Слово свое Гоголь сдержал и не сдержал. Задуманная пьеса не получилась. Год пребывания за рубежом обернулся тремя годами. Зато сразу по возвращении в Россию писатель и в самом деле заторопился в Москву. Прежде всего в Москву.
Несмотря на конец сентября, многие знакомые еще жили за городом. Расположившись в доме М.П. Погодина на Девичьем поле, Гоголь направляется навестить Аксаковых, проводивших лето в Аксиньине, в десяти верстах от Москвы. Предупрежденные о его приезде, хозяева тем не менее никак не предполагали неожиданного появления писателя, да еще в сопровождении М.С. Щепкина, с которым Гоголь уже успел встретиться.
С.Т. Аксаков вспоминал: «На другой день Гоголь приехал к нам обедать вместе со Щепкиным, когда мы уже сидели за столом, совсем его не ожидая. Наружность Гоголя так переменилась, что его можно было не узнать. Следов не было прежнего, гладко выбритого и обстриженного, кроме хохла, франтика в модном фраке. Прекрасные белокурые густые волосы лежали у него почти по плечам; красивые усы, эспаньолка довершали перемену; все черты лица получили совсем другое выражение; особенно в глазах, когда он говорил, выражалась доброта, веселость, любовь ко всем; когда же он молчал или задумывался, то сейчас изображалось в них серьезное устремление к чему-то не внешнему. Сюртук, вроде пальто, заменил фрак, который Гоголь надевал только в совершенной крайности. Сама фигура Гоголя в сюртуке сделалась благообразнее». Душевная близость со Щепкиным побудила Гоголя еще до Аксиньина навестить семью актера в Волынском, где они жили. Это была встреча со многими из артистов Малого театра, давно облюбовавшими для летнего отдыха живописные, хотя и сыроватые берега Сетуни. Они помнили великого трагика П.С. Мочалова, со временем к ним привязался и П.М. Садовский.

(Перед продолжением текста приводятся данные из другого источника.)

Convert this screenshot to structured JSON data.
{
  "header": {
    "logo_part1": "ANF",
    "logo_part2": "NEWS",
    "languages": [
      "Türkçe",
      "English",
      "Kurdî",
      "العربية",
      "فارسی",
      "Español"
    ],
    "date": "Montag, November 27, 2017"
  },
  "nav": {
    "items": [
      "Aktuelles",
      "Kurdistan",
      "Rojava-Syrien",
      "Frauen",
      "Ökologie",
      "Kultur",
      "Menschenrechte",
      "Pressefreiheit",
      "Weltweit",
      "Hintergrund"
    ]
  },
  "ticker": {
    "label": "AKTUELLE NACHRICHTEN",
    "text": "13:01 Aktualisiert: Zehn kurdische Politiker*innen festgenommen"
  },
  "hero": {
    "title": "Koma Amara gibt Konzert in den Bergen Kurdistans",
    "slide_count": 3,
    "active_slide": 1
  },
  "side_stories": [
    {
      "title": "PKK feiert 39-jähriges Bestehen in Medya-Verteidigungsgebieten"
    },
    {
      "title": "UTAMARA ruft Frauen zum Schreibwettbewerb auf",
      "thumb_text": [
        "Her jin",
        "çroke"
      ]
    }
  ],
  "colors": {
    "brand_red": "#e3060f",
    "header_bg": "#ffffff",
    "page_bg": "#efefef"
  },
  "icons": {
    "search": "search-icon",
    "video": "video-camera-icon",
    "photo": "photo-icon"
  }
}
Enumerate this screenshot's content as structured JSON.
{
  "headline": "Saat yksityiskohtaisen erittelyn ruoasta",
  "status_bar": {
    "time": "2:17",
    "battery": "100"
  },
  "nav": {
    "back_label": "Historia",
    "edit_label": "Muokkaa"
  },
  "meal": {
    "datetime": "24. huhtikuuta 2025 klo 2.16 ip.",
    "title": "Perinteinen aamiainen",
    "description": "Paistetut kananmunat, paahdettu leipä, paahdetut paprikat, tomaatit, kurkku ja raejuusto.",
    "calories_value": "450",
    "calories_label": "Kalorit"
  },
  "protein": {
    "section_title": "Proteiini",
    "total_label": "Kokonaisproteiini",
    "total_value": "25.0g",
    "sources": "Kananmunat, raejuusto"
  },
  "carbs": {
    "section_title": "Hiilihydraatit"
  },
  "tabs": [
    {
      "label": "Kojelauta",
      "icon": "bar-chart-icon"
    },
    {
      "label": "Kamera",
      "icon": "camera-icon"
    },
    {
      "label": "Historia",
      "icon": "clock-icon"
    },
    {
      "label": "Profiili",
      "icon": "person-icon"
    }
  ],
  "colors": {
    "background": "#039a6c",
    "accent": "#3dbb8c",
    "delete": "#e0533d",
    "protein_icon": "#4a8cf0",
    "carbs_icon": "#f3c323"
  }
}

Приезд в Волынское был душевной потребностью. Любовь московских актеров грела и на чужбине, хотя, оказавшись в Москве, Гоголь по-прежнему не решался пойти на спектакль так дорого обошедшегося ему «Ревизора». Придумывал фантастические причины, называл немыслимые для труппы дни как почему-то единственно возможные для его прихода, пока Щепкин, поймав друга на слове, не организовал именно в этот, заранее обещанный, день спектакля. «Ревизор» был назначен на сцене переполненного в тот декабрьский вечер Большого театра: слишком много москвичей захотело присутствовать при первом знакомстве драматурга с его детищем. Только настоящего знакомства снова не состоялось. Овации и вызовы автора после второго действия так смутили Гоголя, что он тайком бежал из театра, к величайшей досаде и разочарованию друзей и восторженных зрителей.
«Мне всегда становится грустно, когда я гляжу на новые здания, беспрерывно строящиеся, на которые брошены миллионы и из которых редкие останавливают изумленный глаз величеством рисунка или своевольной дерзостью изображения… Невольно стесняется мысль: неужели прошел невозвратимо век архитектуры? Неужели величие и гениальность больше не посетят нас…» – писал Николай Васильевич в 1831 году.